Défaut de chiffrement et de sécurité des appareils IoT

• 98 % de tout le trafic des appareils IoT n’est pas chiffré, exposant des données à caractère personnel et confidentiel sur le réseau. Les hackers parvenant à contourner la première ligne de défense (le plus souvent via des attaques de phishing) et à prendre le commandement et le contrôle (C2) peuvent écouter le trafic réseau non chiffré, collecter des données personnelles ou confidentielles, puis les exploiter à des fins lucratives sur le dark Web.
• 57 % des appareils IoT sont vulnérables à des attaques de gravité moyenne à élevée, ce qui les rend attractifs pour les pirates. Étant donné le faible niveau général de mise à jour corrective du matériel, les menaces les plus répandues sont des exploits de vulnérabilités connues et des attaques de mot de passe avec des valeurs par défaut. Exécution de logiciels obsolètes par les appareils médicaux IoT
• 83 % des appareils d’imagerie médicale utilisent des systèmes d’exploitation qui ne sont plus sous support, soit une hausse de 56 % par rapport à 2018, à la suite de la fin de vie de Windows® 7. Cette baisse générale du niveau de sécurité ouvre la voie à de nouvelles menaces, comme le cryptojacking (en augmentation de 0 % en 2017 à 5 % en 2019), et ravive des risques oubliés depuis longtemps comme Conficker, dont les DSI s’étaient auparavant préservées.
• Les appareils IoMT (Internet des objets médicaux) les plus problématiques en termes de sécurité sont les systèmes d’imagerie, qui constituent un élément crucial du processus clinique. Pour les services de santé, 51 % des menaces concernent du matériel d’imagerie, nuisant à la qualité des soins et permettant aux hackers de récupérer des données de patient stockées sur ce matériel. Déficience des pratiques de sécurité réseau des services de santé
• Dans le secteur de la santé, 72 % des VLAN combinent des ressources IoT et IT, d’où la diffusion du malware des ordinateurs des utilisateurs aux appareils IoT vulnérables sur le même réseau. On note un taux de 41 % d’attaques exploitant des vulnérabilités matérielles, comme celles par analyse des appareils connectés au réseau pour tenter de déceler des faiblesses connues. On constate que les réseaux de bots IoT menant des attaques par déni de service laissent place à des menaces plus sophistiquées ciblant les identités de patient, les données d’entreprise, à des fins lucratives via un ransomware.

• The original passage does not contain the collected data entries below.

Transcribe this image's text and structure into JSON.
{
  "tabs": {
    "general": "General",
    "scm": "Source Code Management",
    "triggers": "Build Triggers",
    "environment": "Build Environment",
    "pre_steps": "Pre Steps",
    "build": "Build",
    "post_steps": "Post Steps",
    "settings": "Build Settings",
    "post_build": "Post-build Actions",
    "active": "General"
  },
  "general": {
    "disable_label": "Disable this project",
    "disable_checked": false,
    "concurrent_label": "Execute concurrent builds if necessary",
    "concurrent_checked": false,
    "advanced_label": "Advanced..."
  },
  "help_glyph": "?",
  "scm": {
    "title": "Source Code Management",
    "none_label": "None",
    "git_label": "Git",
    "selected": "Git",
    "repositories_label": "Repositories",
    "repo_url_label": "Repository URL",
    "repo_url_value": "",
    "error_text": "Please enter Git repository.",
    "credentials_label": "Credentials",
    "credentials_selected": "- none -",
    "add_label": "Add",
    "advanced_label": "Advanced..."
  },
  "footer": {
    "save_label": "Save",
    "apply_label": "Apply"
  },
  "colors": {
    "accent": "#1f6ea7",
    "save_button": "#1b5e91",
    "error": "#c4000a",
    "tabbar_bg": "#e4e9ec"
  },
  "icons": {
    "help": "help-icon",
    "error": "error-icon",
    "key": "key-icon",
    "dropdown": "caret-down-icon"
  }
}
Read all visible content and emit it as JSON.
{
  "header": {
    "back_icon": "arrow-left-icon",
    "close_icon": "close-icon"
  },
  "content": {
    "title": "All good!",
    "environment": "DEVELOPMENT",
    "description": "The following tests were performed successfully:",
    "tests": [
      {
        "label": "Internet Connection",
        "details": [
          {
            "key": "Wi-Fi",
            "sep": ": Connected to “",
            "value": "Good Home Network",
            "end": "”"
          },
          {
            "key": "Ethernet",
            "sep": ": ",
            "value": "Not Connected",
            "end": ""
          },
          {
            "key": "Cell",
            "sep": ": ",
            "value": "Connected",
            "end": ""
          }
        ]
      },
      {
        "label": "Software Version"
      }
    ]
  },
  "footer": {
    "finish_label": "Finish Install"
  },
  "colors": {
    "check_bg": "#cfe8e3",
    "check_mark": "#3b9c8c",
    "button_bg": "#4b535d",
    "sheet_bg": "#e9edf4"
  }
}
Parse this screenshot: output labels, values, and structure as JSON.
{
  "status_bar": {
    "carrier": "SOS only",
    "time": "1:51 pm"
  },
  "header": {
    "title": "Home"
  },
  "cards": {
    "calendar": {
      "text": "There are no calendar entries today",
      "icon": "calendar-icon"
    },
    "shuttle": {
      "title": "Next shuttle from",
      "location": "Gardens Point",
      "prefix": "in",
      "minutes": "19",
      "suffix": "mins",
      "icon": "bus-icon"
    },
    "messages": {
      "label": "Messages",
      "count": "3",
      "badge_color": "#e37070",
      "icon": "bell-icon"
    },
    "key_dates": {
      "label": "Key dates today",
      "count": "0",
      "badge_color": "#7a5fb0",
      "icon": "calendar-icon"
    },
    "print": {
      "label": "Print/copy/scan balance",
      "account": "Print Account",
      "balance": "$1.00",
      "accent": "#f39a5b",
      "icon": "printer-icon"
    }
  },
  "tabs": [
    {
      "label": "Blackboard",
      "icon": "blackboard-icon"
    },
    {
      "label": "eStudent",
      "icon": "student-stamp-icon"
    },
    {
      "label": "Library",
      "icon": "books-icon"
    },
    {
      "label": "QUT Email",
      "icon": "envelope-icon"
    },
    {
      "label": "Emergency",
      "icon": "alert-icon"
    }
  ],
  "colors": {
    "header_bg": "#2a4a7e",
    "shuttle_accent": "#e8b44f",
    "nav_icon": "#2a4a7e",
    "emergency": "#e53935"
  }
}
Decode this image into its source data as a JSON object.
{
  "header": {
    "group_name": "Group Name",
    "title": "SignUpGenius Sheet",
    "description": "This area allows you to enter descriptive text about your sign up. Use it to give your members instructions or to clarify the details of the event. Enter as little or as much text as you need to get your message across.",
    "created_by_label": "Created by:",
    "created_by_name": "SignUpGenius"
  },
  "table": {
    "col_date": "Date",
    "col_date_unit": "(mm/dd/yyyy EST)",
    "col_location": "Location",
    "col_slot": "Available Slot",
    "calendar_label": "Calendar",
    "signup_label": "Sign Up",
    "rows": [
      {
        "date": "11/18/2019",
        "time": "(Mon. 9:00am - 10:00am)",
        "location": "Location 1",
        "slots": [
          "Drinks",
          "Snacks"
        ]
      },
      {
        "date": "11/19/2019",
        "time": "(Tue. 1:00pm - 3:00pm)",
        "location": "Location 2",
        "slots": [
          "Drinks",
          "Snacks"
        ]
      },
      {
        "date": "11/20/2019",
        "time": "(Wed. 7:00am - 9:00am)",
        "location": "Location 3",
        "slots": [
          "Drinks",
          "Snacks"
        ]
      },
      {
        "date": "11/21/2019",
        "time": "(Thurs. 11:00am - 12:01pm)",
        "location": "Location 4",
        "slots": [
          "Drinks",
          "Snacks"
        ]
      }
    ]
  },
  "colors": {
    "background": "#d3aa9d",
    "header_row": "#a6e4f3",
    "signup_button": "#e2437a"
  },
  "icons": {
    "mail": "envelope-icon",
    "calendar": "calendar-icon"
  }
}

Ciblage d’anciens protocoles par les cyberattaques orientées IoT

• On observe une évolution des menaces visant les appareils IoT via de nouvelles techniques, comme la communication C2 de pair à pair et l’auto-propagation d’éléments de type ver. Les hackers décèlent la vulnérabilité de protocoles OT vieux de dizaines d’années, comme DICOM®, et peuvent perturber des fonctions stratégiques des services.